2016 Plasma microRNA markers of upper limb recovery following human stroke
- Matthew A Edwardson, Xiaogang Zhong, Amrita Cheema, Alexander Dromerick
-
- Published online by Cambridge University Press:
- 21 November 2018, p. 45
-
- Article
-
- You have access Access
- Open access
- Export citation
-
OBJECTIVES/SPECIFIC AIMS: MicroRNAs are small, non-coding RNAs that control gene expression by inhibiting protein translation. Preclinical studies in rodent stroke models suggest that changes in microRNA expression contribute to neural repair mechanisms. To our knowledge, no one has previously assessed microRNA changes during the recovery phase of human stroke.
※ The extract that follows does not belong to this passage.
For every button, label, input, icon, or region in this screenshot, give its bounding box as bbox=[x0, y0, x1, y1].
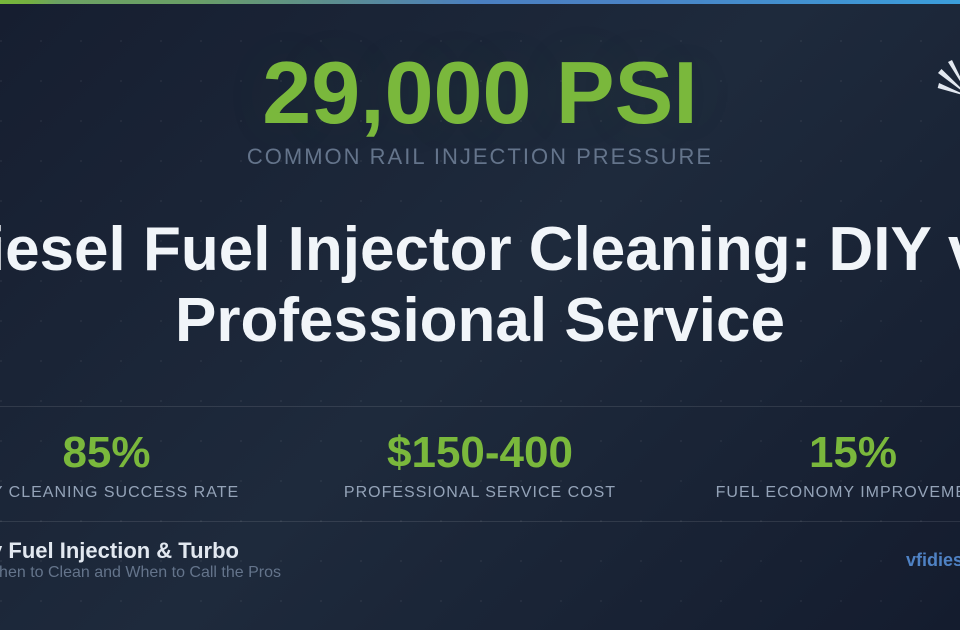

Our goal was to determine whether patients with significant upper limb recovery following stroke have alteration of neural repair-related microRNA expression when compared to those with poor recovery. METHODS/STUDY POPULATION: Plasma was collected at 19 days post-stroke from 27 participants with mild-moderate upper extremity impairment enrolled in the Critical Periods After Stroke Study. MicroRNA expression was assessed using TaqMan microRNA assays (Thermo Fisher Scientific). Good recovery was defined as ≥6 point change in the Action Research Arm Test (ARAT) score from baseline to 6 months. Bioinformatics analysis compared the plasma microRNA expression profiles of participants with good Versus poor recovery. Candidate biomarkers were identified after correcting for multiple comparisons using a false discovery rate <0.05. RESULTS/ANTICIPATED RESULTS: Eleven microRNAs had significantly altered expression in the good (n=22) Versus poor (n=5) recovery groups, with 2 showing increased expression—miR-371-3p and miR-520g, and 9 showing decreased expression—miR-449b, miR-519b, miR-581, miR-616, miR-892b, miR-941, miR-1179, miR-1292, and miR1296. Three of these could be implicated in neural repair mechanisms. Elevated miR-371-3p levels increase the likelihood that pluripotent stem cells will differentiate into neural progenitors. MiR-892b decreases levels of amyloid precursor protein, which has been implicated as a regulator of synapse formation. Finally miR-941, the only known human-specific microRNA, downregulates the CSPα protein which is involved in neurotransmitter release. DISCUSSION/SIGNIFICANCE OF IMPACT: This preliminary study suggests that circulating microRNAs in the plasma may help serve as biomarkers of neural repair and aid in understanding human neural repair mechanisms. If validated in larger studies with appropriate controls, these markers could aid in timing rehabilitation therapy or designing recovery-based therapeutics.